Country-Legende Johnny Cash Der Ton des vergessenen Albums klingt kämpferisch

John Carter Cash greift ziemlich hoch, wenn er das "neue" Album seines 2003 gestorbenen Vaters Johnny mit einem Van-Gogh-Fund auf dem Dachboden vergleicht.

 Johnny Cash nach seinem Comeback: 1994 spielte er beim Jazzfestival Montreux.

Johnny Cash nach seinem Comeback: 1994 spielte er beim Jazzfestival Montreux.

Foto: dpa

Umgekehrt jedoch wird man von "Out Among The Stars" äußerst angenehm enttäuscht, wenn man bei posthumen Veröffentlichungen generell eine krude Mischung aus Leichenfledderei und Geldschneiderei erwartet.

Nein, diese zwölf zwischen 1981 und 1984 aufgenommenen Songs purzeln nicht von der Resterampe, sondern sind das Dokument einer hochproblematischen Zwischenphase. Anfang der 80er, Cash kämpfte mit Alkohol- und Tablettensucht, galt er den Plattenbossen allmählich als Auslaufmodell, dem Columbia tatsächlich 1986 den Vertrag kündigte. So blieben die Bänder mit den Songs fast 30 Jahre lang im Regal. Zu Recht?

Keineswegs, denn der "Man in Black" zeigt sich hier künstlerisch durchaus kämpferisch. Der Titelsong gefällt als existenzialistisch angehauchte Outlaw-Ballade, und zwei Duette mit seiner Ehefrau lassen die Einzigartigkeit dieser krisengehärteten Musikerehe ahnen.
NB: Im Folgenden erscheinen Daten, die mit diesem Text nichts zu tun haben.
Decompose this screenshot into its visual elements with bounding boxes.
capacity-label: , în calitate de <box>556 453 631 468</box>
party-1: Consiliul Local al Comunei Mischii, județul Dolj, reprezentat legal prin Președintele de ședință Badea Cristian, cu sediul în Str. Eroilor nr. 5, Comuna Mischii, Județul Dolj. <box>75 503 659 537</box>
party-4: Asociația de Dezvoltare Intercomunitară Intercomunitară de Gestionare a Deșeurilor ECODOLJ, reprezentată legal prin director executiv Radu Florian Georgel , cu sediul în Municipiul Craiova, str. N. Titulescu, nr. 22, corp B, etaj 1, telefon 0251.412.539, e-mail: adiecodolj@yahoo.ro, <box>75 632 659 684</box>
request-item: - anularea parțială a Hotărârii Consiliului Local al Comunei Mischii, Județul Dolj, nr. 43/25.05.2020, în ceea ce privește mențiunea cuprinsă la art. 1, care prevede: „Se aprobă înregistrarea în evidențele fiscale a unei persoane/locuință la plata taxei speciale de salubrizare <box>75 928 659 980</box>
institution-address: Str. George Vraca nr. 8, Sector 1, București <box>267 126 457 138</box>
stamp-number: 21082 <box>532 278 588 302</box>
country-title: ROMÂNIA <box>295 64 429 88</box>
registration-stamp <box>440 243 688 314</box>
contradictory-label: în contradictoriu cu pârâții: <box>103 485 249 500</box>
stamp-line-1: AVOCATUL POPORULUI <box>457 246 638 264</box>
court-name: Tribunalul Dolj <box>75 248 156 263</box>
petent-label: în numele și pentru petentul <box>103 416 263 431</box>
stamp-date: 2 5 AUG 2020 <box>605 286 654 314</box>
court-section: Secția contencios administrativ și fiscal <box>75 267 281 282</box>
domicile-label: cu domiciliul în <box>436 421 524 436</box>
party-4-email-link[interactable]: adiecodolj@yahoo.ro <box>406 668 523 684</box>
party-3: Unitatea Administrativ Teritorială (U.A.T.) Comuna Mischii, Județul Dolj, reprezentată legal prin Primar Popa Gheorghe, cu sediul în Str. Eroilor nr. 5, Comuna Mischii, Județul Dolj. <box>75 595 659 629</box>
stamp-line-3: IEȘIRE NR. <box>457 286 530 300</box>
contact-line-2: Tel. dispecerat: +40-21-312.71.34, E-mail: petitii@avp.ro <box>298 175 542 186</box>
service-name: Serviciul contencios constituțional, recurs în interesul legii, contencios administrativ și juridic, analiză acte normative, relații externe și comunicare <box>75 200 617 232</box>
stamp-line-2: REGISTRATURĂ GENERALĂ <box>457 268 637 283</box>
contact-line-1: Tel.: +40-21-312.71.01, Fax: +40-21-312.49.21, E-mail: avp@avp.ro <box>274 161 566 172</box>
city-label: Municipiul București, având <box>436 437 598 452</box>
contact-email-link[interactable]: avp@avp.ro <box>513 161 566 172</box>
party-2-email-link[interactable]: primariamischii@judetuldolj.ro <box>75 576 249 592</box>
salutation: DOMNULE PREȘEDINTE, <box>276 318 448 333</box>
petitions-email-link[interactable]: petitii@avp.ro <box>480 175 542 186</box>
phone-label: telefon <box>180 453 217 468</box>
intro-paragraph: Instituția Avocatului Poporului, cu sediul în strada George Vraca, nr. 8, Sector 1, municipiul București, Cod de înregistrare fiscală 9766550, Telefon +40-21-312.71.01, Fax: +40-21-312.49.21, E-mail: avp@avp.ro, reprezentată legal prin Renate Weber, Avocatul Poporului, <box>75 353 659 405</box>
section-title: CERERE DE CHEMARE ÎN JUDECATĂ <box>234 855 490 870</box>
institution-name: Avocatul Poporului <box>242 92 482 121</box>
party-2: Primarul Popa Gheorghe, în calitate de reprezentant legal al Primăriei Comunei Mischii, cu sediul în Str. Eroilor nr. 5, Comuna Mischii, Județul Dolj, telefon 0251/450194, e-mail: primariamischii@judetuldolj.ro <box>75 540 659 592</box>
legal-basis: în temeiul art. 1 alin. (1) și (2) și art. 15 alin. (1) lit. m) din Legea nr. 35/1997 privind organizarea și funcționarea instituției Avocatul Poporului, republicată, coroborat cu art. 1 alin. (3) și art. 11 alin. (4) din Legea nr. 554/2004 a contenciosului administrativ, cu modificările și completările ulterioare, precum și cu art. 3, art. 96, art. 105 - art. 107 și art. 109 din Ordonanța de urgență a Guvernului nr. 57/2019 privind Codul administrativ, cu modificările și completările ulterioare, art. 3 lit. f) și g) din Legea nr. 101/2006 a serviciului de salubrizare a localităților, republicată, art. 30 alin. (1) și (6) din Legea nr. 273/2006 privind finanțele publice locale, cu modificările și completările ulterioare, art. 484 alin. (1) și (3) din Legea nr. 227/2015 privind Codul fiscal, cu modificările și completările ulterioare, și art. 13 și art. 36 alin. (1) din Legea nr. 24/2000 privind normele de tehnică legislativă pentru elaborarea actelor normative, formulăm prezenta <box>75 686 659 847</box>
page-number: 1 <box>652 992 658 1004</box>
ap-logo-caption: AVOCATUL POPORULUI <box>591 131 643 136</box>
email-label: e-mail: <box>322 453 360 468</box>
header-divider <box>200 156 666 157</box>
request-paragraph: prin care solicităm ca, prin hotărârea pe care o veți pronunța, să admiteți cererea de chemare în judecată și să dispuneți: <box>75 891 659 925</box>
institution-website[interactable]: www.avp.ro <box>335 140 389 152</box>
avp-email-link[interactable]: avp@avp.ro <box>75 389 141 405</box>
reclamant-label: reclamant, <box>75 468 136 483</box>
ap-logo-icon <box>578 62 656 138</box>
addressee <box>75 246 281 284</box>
June stand bei der Einspielung von "Baby Ride Easy" zu weit vom Mikro entfernt, so dass der Refrain nun von Tochter Carlene neu eingesungen werden musste, doch dies tut dem Charme dieser Aufnahme keinen Abbruch.

Zwar gibt es mit "Tennessee" hier auch ein geradezu schaurig-schön in Schmalz gehauenes Country-Denkmal, aber dies bleibt der einzige wirkliche Ausfall. Ansonsten gibt es Reminiszenzen an verflossene Geliebte, wobei der Abgesang mal wehmütig ("She Used To Love Me A Lot"), mal zynisch ("Call Your Mother") ausfallen konnte.

Der rasante Hillbilly-Galopp "I'm Movin'" mit Waylon Jennings nimmt schon die kurz nach dieser Aufnahme beginnende Zeit der "Highwaymen" vorweg, während "I Came To Believe" zu den schön-schlichten Bekehrungssongs von Cash zählt. Der riskanteste Titel ist gewiss "I Drove Here Out Of My Mind".

Da wird die abtrünnige Herzallerliebste zu einer letzten Fahrt im zuvor heiß ersehnten Cadillac eingeladen, die dann allerdings unter dem Hohngelächter des Fahrers krachend über die Klippe geht. Insgesamt vertraut dieses vom Traditionalisten Billy Sherrill produzierte Album mit seinen Steel Guitar-, Fiddle- und Banjoklängen noch dem klassischen Country, der jedoch keineswegs museumsreif klingt.

Dennoch ist es auch für Cash-Fans schwer, jetzt wieder von jenem karg-faszinierenden Hochplateau zu steigen, das der Sänger in den "American Recordings" von Rick Rubin erreichte. Da war aller Nashville-Talmi weggeschmolzen, und der düstere Prediger sang sein Testament mit einer Stimme wie brüchige Steinkohle. Doch wer es schafft, das grandiose Spätwerk auszublenden, hört "Out Among The Stars" (Sony/Legacy) durchaus mit Vergnügen.